11:57 Mon Nov 09, 2020
Election Polls, Plinko, and Weather Forecasting
Like many people in the United States this past week, I spent my evenings watching election results come in. One of the striking things about this election as well as elections in recent years, was the stark contrast between the predicted results and then what actually happened.
A consistent question that has seemed to come up in this election as well as previous years is “How could the polls be so wrong?”. As a weather forecaster, this question seems all too familiar, and any seasoned meteorologist can generally tell you a few things about the discrepancies between forecast models and the resulting weather conditions.
Being familiar with the general concept of complex systems and deterministic forecasting, the inherent challenges are clear. Yesterday and today, as I prepare the higher summits forecast, I reflect on the similarities between the two environments. I say this as someone with admittedly little familiarity with political forecasting and how prediction polls are compiled, but I understand the concept of modelling complex systems, and it's here where I see some compelling similarities.
A big part of the challenge in modelling is trying to replicate what we describe as a chaotic system. Chaotic systems are those where we perhaps understand the basic interactions, but where describing the flow of the system on the whole becomes complex and difficult to predict. When we try to replicate these systems with a model, they exhibit a hypersensitivity to the initial conditions. Essentially, the farther we get from the real time data, the greater the discrepancy in our ability to forecast the system as a whole.
Take for example, the classic carnival (and price is right) game, plinko. We know that by dropping the ball into the labyrinth, when the ball hits a peg, it will go one of two ways. Sounds simple enough, right? But as we start to observe the trajectory of the ball, we find that a ball dropped in approximately the same spot will exhibit a wide range of different paths through the labyrinth. We understand that when the ball hits a peg, two potential outcomes occur, with the ball falling to one side or the other. Despite this basic determinism, as we continue to play plinko, we notice that the trajectory of the ball exhibits hypersensitivity to the initial conditions, a sensitivity that becomes more and more pronounced as the ball navigates the labyrinth.
Nate Iannuccillo, Weather Observer/Education Specialist
Modelling plinko runs in ensemble style...
We can see how the trajectories begin with a fair degree of certainty, but with time, that certainty disintegrates, yielding a large uncertainty.
Modelling complex systems exhibit similar mathematical behavior, and weather models are no exception. Common examples of this are ensemble forecasts from hurricane models.

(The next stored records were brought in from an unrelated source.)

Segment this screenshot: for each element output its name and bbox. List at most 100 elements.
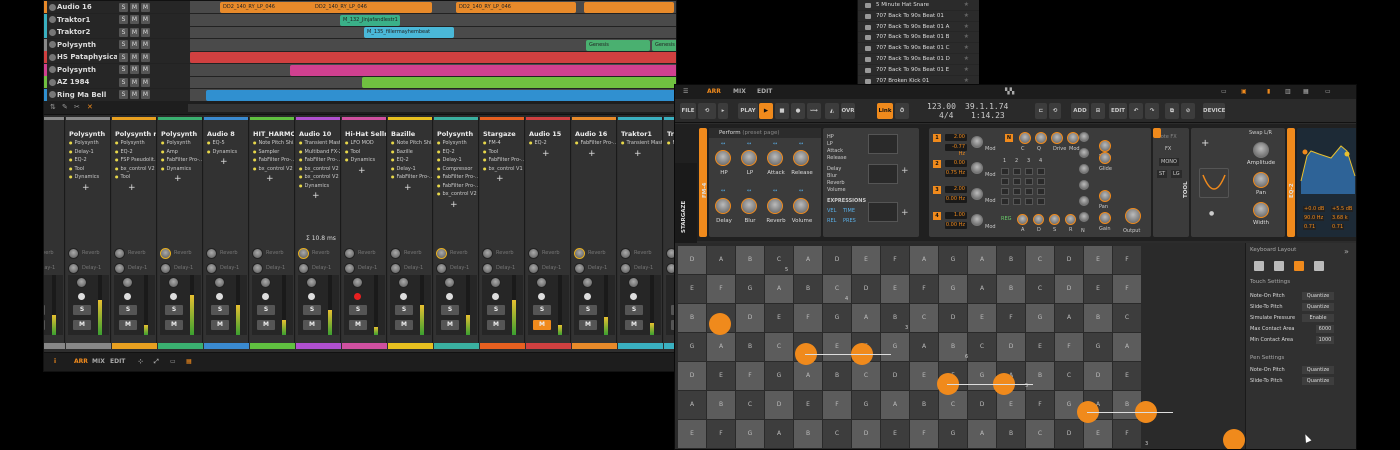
operator-freq[interactable]: 0.75 Hz: [945, 170, 967, 177]
clip[interactable]: [190, 52, 676, 63]
knob-blur[interactable]: [741, 198, 757, 214]
routing-cell[interactable]: [1025, 178, 1033, 185]
add-fx-icon[interactable]: +: [572, 149, 616, 159]
track-button-2[interactable]: M: [141, 65, 150, 74]
eq-value[interactable]: 0.71: [1303, 224, 1317, 230]
tab-edit[interactable]: EDIT: [110, 358, 125, 365]
track-header[interactable]: Polysynth S M M: [44, 38, 190, 51]
solo-button[interactable]: S: [349, 305, 367, 315]
grid-key[interactable]: A: [1113, 333, 1141, 361]
automation-icon[interactable]: ⟿: [807, 103, 821, 119]
grid-key[interactable]: A: [968, 275, 996, 303]
routing-cell[interactable]: [1025, 168, 1033, 175]
add-fx-icon[interactable]: +: [388, 183, 432, 193]
grid-key[interactable]: D: [852, 275, 880, 303]
grid-key[interactable]: A: [968, 420, 996, 448]
mute-button[interactable]: M: [395, 320, 413, 330]
track-button-0[interactable]: S: [119, 65, 128, 74]
operator-number[interactable]: 3: [933, 186, 941, 194]
fx-slot[interactable]: EQ-2: [526, 140, 570, 149]
grid-key[interactable]: A: [707, 246, 735, 274]
channel-name[interactable]: HIT_HARMON...: [250, 120, 294, 140]
channel-name[interactable]: Audio 16: [572, 120, 616, 140]
send-reverb[interactable]: Reverb: [390, 247, 431, 259]
operator-ratio[interactable]: 2.00: [945, 186, 967, 193]
envelope-display-3[interactable]: [868, 202, 898, 222]
add-fx-icon[interactable]: +: [204, 157, 248, 167]
grid-key[interactable]: C: [736, 391, 764, 419]
send-knob[interactable]: [390, 247, 401, 259]
play-button[interactable]: PLAY: [738, 103, 758, 119]
right-knob[interactable]: [1099, 190, 1111, 202]
record-arm-icon[interactable]: [308, 293, 315, 300]
fx-slot[interactable]: FabFilter Pro-...: [250, 157, 295, 166]
expression-tag[interactable]: REL: [827, 218, 836, 224]
grid-key[interactable]: G: [736, 275, 764, 303]
fx-slot[interactable]: Tool: [480, 149, 524, 158]
channel-name[interactable]: Audio 8: [204, 120, 248, 140]
side-knob[interactable]: [1079, 212, 1089, 222]
operator-knob[interactable]: [971, 162, 983, 174]
grid-key[interactable]: E: [794, 391, 822, 419]
track-button-1[interactable]: M: [130, 77, 139, 87]
routing-cell[interactable]: [1001, 178, 1009, 185]
channel-name[interactable]: Bazille: [388, 120, 432, 140]
fx-slot[interactable]: FabFilter Pro-...: [434, 183, 479, 192]
fx-slot[interactable]: Polysynth: [112, 140, 156, 149]
grid-key[interactable]: E: [997, 391, 1025, 419]
routing-cell[interactable]: [1037, 198, 1045, 205]
loop-button[interactable]: ⟲: [698, 103, 716, 119]
send-reverb[interactable]: Reverb: [574, 247, 615, 259]
edit-button[interactable]: EDIT: [1109, 103, 1127, 119]
fx-slot[interactable]: Polysynth: [158, 140, 202, 149]
side-knob[interactable]: [1079, 164, 1089, 174]
channel-name[interactable]: [44, 120, 64, 140]
track-row[interactable]: Traktor2 S M M M_135_fillermayhembeat: [44, 26, 676, 39]
track-header[interactable]: Traktor1 S M M: [44, 13, 190, 26]
send-knob[interactable]: [252, 262, 263, 274]
pan-knob[interactable]: [168, 277, 179, 288]
fx-slot[interactable]: EQ-2: [388, 157, 432, 166]
grid-key[interactable]: D: [939, 304, 967, 332]
mod-target[interactable]: Release: [827, 155, 847, 161]
fx-slot[interactable]: FabFilter Pro-...: [388, 174, 433, 183]
grid-key[interactable]: A: [794, 362, 822, 390]
grid-key[interactable]: F: [707, 420, 735, 448]
grid-key[interactable]: B: [707, 391, 735, 419]
mute-button[interactable]: M: [625, 320, 643, 330]
fx-slot[interactable]: Polysynth: [434, 140, 478, 149]
side-knob[interactable]: [1079, 196, 1089, 206]
grid-key[interactable]: B: [736, 333, 764, 361]
eq-value[interactable]: 90.0 Hz: [1303, 215, 1325, 221]
star-icon[interactable]: ★: [964, 43, 969, 54]
adsr-knob[interactable]: [1049, 214, 1060, 225]
track-row[interactable]: Audio 16 S M M DD2_140_RY_LP_046 DD2_140_RY_L…: [44, 1, 676, 14]
grid-key[interactable]: E: [910, 362, 938, 390]
expression-tag[interactable]: VEL: [827, 208, 836, 214]
touch-point[interactable]: [1223, 429, 1245, 449]
solo-button[interactable]: S: [303, 305, 321, 315]
send-knob[interactable]: [252, 247, 263, 259]
punch-icon[interactable]: ⊏: [1035, 103, 1047, 119]
track-header[interactable]: Polysynth S M M: [44, 63, 190, 76]
meter-icon[interactable]: ▮: [1267, 88, 1270, 95]
tool-curve-icon[interactable]: [1199, 168, 1229, 198]
tempo-display[interactable]: 123.00 4/4: [927, 102, 956, 120]
channel-name[interactable]: Polysynth: [66, 120, 110, 140]
grid-key[interactable]: D: [852, 420, 880, 448]
track-button-2[interactable]: M: [141, 52, 150, 62]
tab-arr[interactable]: ARR: [707, 88, 721, 95]
min-contact-field[interactable]: 1000: [1316, 336, 1334, 344]
grid-key[interactable]: A: [910, 246, 938, 274]
record-arm-icon[interactable]: [400, 293, 407, 300]
collapse-icon[interactable]: »: [1344, 247, 1349, 256]
record-arm-icon[interactable]: [492, 293, 499, 300]
grid-key[interactable]: C: [968, 333, 996, 361]
pen-slide-select[interactable]: Quantize: [1302, 377, 1334, 385]
knob-volume[interactable]: [793, 198, 809, 214]
routing-cell[interactable]: [1013, 188, 1021, 195]
grid-key[interactable]: G: [765, 362, 793, 390]
pan-knob[interactable]: [1253, 172, 1269, 188]
send-knob[interactable]: [344, 262, 355, 274]
undo-icon[interactable]: ↶: [1129, 103, 1143, 119]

More recently, we can see a “spaghetti model” showing potential trajectories for Hurricane Eta from about a week ago. The storm is currently active off the southern tip of Florida.

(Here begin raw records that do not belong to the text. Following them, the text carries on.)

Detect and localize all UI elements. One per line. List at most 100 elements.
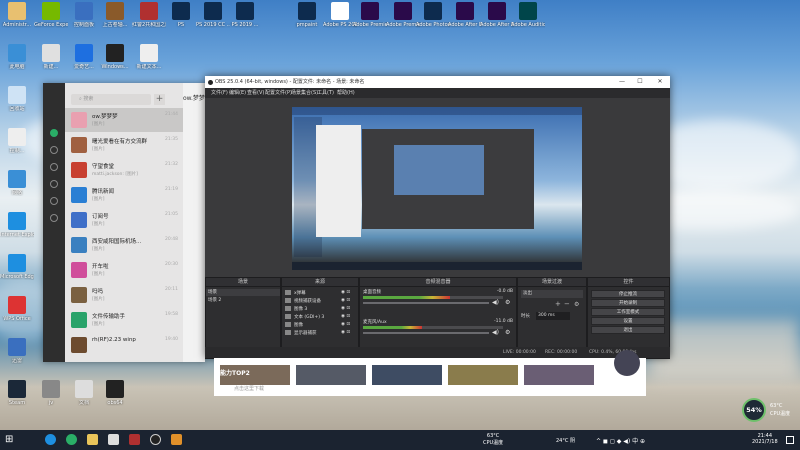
chat-list-item[interactable]: 文件传输助手 [图片] 19:58 xyxy=(65,308,183,332)
obs-preview[interactable] xyxy=(292,107,582,270)
fader-track[interactable] xyxy=(363,302,489,304)
chat-list-item[interactable]: 吗吗 [图片] 20:11 xyxy=(65,283,183,307)
source-item[interactable]: x弹幕 ◉ ⊡ xyxy=(285,290,350,296)
menu-item[interactable]: 编辑(E) xyxy=(229,89,246,96)
clock[interactable]: 21:44 2021/7/18 xyxy=(752,433,778,445)
app-icon[interactable] xyxy=(129,434,140,445)
desktop-icon[interactable]: Adobe After Effects ... xyxy=(480,2,514,28)
desktop-icon[interactable]: 控制... xyxy=(0,128,34,154)
avatar[interactable] xyxy=(614,350,640,376)
video-thumbnail[interactable] xyxy=(372,365,442,385)
chat-list-item[interactable]: 开车啦 [图片] 20:30 xyxy=(65,258,183,282)
desktop-icon[interactable]: Steam xyxy=(0,380,34,406)
desktop-icon[interactable]: GeForce Experience xyxy=(34,2,68,28)
video-thumbnail[interactable] xyxy=(296,365,366,385)
file-explorer-icon[interactable] xyxy=(87,434,98,445)
moments-icon[interactable] xyxy=(50,197,58,205)
tray-icons[interactable]: ^ ◼ ◻ ◆ ◀) 中 ⊕ xyxy=(596,436,645,445)
visibility-lock-icon[interactable]: ◉ ⊡ xyxy=(341,330,350,335)
scene-item[interactable]: 场景 xyxy=(206,289,280,296)
channel-settings-icon[interactable]: ⚙ xyxy=(505,329,510,336)
download-link[interactable]: 点击这里下载 xyxy=(234,385,264,392)
chat-list-item[interactable]: 西安咸阳国际机场... [图片] 20:48 xyxy=(65,233,183,257)
chat-list-item[interactable]: 腾讯新闻 [图片] 21:19 xyxy=(65,183,183,207)
fader-track[interactable] xyxy=(363,332,489,334)
visibility-lock-icon[interactable]: ◉ ⊡ xyxy=(341,322,350,327)
video-thumbnail[interactable] xyxy=(524,365,594,385)
source-item[interactable]: 文本 (GDI+) 3 ◉ ⊡ xyxy=(285,314,350,320)
ranking-label[interactable]: 能力TOP2 xyxy=(220,368,250,377)
desktop-icon[interactable]: obs64 xyxy=(98,380,132,406)
chat-list-item[interactable]: 订阅号 [图片] 21:05 xyxy=(65,208,183,232)
scene-item[interactable]: 场景 2 xyxy=(206,297,280,304)
desktop-icon[interactable]: 控制面板 xyxy=(67,2,101,28)
desktop-icon[interactable]: WPS Office xyxy=(0,296,34,322)
remove-transition-button[interactable]: − xyxy=(564,300,570,308)
desktop-icon[interactable]: Microsoft Edge xyxy=(0,254,34,280)
desktop-icon[interactable]: jv xyxy=(34,380,68,406)
start-icon[interactable]: ⊞ xyxy=(5,434,16,445)
visibility-lock-icon[interactable]: ◉ ⊡ xyxy=(341,290,350,295)
maximize-button[interactable]: ☐ xyxy=(631,76,649,88)
chat-list-item[interactable]: 守望食堂 matti.jackson: [图片] 21:32 xyxy=(65,158,183,182)
desktop-icon[interactable]: PS xyxy=(164,2,198,28)
chat-list-item[interactable]: rh(RF)2.23 winp 19:40 xyxy=(65,333,183,357)
desktop-icon[interactable]: Adobe Audition... xyxy=(511,2,545,28)
menu-item[interactable]: 工具(T) xyxy=(317,89,334,96)
source-item[interactable]: 图像 ◉ ⊡ xyxy=(285,322,350,328)
visibility-lock-icon[interactable]: ◉ ⊡ xyxy=(341,306,350,311)
duration-input[interactable]: 300 ms xyxy=(536,312,570,320)
video-thumbnail[interactable] xyxy=(448,365,518,385)
weather[interactable]: 24°C 阴 xyxy=(556,437,575,444)
menu-item[interactable]: 帮助(H) xyxy=(337,89,355,96)
channel-settings-icon[interactable]: ⚙ xyxy=(505,299,510,306)
desktop-icon[interactable]: 红警2共和国之辉 xyxy=(132,2,166,28)
desktop-icon[interactable]: 迅雷 xyxy=(0,338,34,364)
control-button[interactable]: 工作室模式 xyxy=(591,308,665,316)
control-button[interactable]: 停止推流 xyxy=(591,290,665,298)
desktop-icon[interactable]: 回收站 xyxy=(0,86,34,112)
wechat-icon[interactable] xyxy=(66,434,77,445)
desktop-icon[interactable]: 网络 xyxy=(0,170,34,196)
add-transition-button[interactable]: + xyxy=(555,300,561,308)
favorites-icon[interactable] xyxy=(50,163,58,171)
desktop-icon[interactable]: Internet Explorer xyxy=(0,212,34,238)
desktop-icon[interactable]: 新建... xyxy=(34,44,68,70)
control-button[interactable]: 退出 xyxy=(591,326,665,334)
cpu-tray[interactable]: 63°C CPU温度 xyxy=(483,433,503,446)
desktop-icon[interactable]: 新建文本... xyxy=(132,44,166,70)
desktop-icon[interactable]: PS 2019 CC ... xyxy=(196,2,230,28)
speaker-icon[interactable]: ◀) xyxy=(492,299,499,306)
desktop-icon[interactable]: 爱奇艺... xyxy=(67,44,101,70)
app-icon[interactable] xyxy=(171,434,182,445)
visibility-lock-icon[interactable]: ◉ ⊡ xyxy=(341,314,350,319)
desktop-icon[interactable]: Adobe Photoshop... xyxy=(416,2,450,28)
app-icon[interactable] xyxy=(108,434,119,445)
close-button[interactable]: ✕ xyxy=(651,76,669,88)
add-button[interactable]: + xyxy=(154,94,165,105)
control-button[interactable]: 设置 xyxy=(591,317,665,325)
search-input[interactable]: ⌕ 搜索 xyxy=(71,94,151,105)
cpu-widget[interactable]: 54% 63°C CPU温度 xyxy=(742,398,794,424)
settings-icon[interactable] xyxy=(50,214,58,222)
desktop-icon[interactable]: Adobe PS 2021... xyxy=(323,2,357,28)
menu-item[interactable]: 配置文件(P) xyxy=(265,89,292,96)
notification-icon[interactable] xyxy=(786,436,794,444)
desktop-icon[interactable]: Adobe Premiere... xyxy=(353,2,387,28)
desktop-icon[interactable]: PS 2019 ... xyxy=(228,2,262,28)
edge-icon[interactable] xyxy=(45,434,56,445)
source-item[interactable]: 视频捕获设备 ◉ ⊡ xyxy=(285,298,350,304)
contacts-icon[interactable] xyxy=(50,146,58,154)
speaker-icon[interactable]: ◀) xyxy=(492,329,499,336)
transition-select[interactable]: 淡出 xyxy=(521,290,583,298)
desktop-icon[interactable]: 文档 xyxy=(67,380,101,406)
desktop-icon[interactable]: 此电脑 xyxy=(0,44,34,70)
files-icon[interactable] xyxy=(50,180,58,188)
desktop-icon[interactable]: Administr... xyxy=(0,2,34,28)
desktop-icon[interactable]: Adobe After Effects... xyxy=(448,2,482,28)
control-button[interactable]: 开始录制 xyxy=(591,299,665,307)
desktop-icon[interactable]: Windows... xyxy=(98,44,132,70)
desktop-icon[interactable]: Adobe Premiere... xyxy=(386,2,420,28)
menu-item[interactable]: 查看(V) xyxy=(247,89,264,96)
chat-list-item[interactable]: 曙光爱看在有方交流群 [图片] 21:35 xyxy=(65,133,183,157)
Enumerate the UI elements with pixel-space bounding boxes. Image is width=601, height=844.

Notice how the trajectories diverge and gain uncertainty with time.
Weather models, unlike our relatively simple plinko game, use a complex network of equations and parameterizations that attempt to replicate the dynamics of our atmosphere. Many large-scale models are fueled by some of the most powerful supercomputers in the world, and these models incorporate a large amount of in situ data that’s used in conjunction with the model physics and parameterizations to try to replicate our weather at a high resolution.
This conceptual knowledge is important to the human forecaster who is constantly trying to interpret the model outputs and communicate their uncertainty. Understanding this basic idea helps to clarify why forecasters are always trying to look at the most recent model runs, because we can see how uncertainty increases as we get further and further from the model’s initialization.
As a weather forecaster myself, I’m constantly looking at model outputs at work, so when I see the election polls and analysis, I find myself asking very similar questions about how political situations are being modelled. In politics, we see a network of voters, subject to categorical choices where decisions are made from complex array of variables. From here, I draw my questions... What type of data is being used to initialize this model? What exactly are the model physics and parameters when trying to replicate something as frivolous and whimsical as the human mind?
I recognize that these questions have tangible answers that lie outside the current scope of my knowledge, and I’m aware of this because of some basic conceptual knowledge of modelling. This allows me to recognize that even with something that seems fluid and unpredictable like an election, scientists of a different nature are at work sculpting a physics out of human voting tendencies.
With this in mind, I wonder where the limitations lie in election forecasts. In weather models, while our knowledge of the physics is improving, with models certainly getting updated and adjusted now and again, weather models are largely limited by computing power; our ability to account for and compile the smallest details in our complex earth system to a high resolution.
With election forecasting, I wonder if this is the case, or if we are somehow missing something in terms of the “physics” that I refer to. All models have their limitations and uncertainties, and I find myself trying my best to interpret and understand them, both in meteorology and politics alike.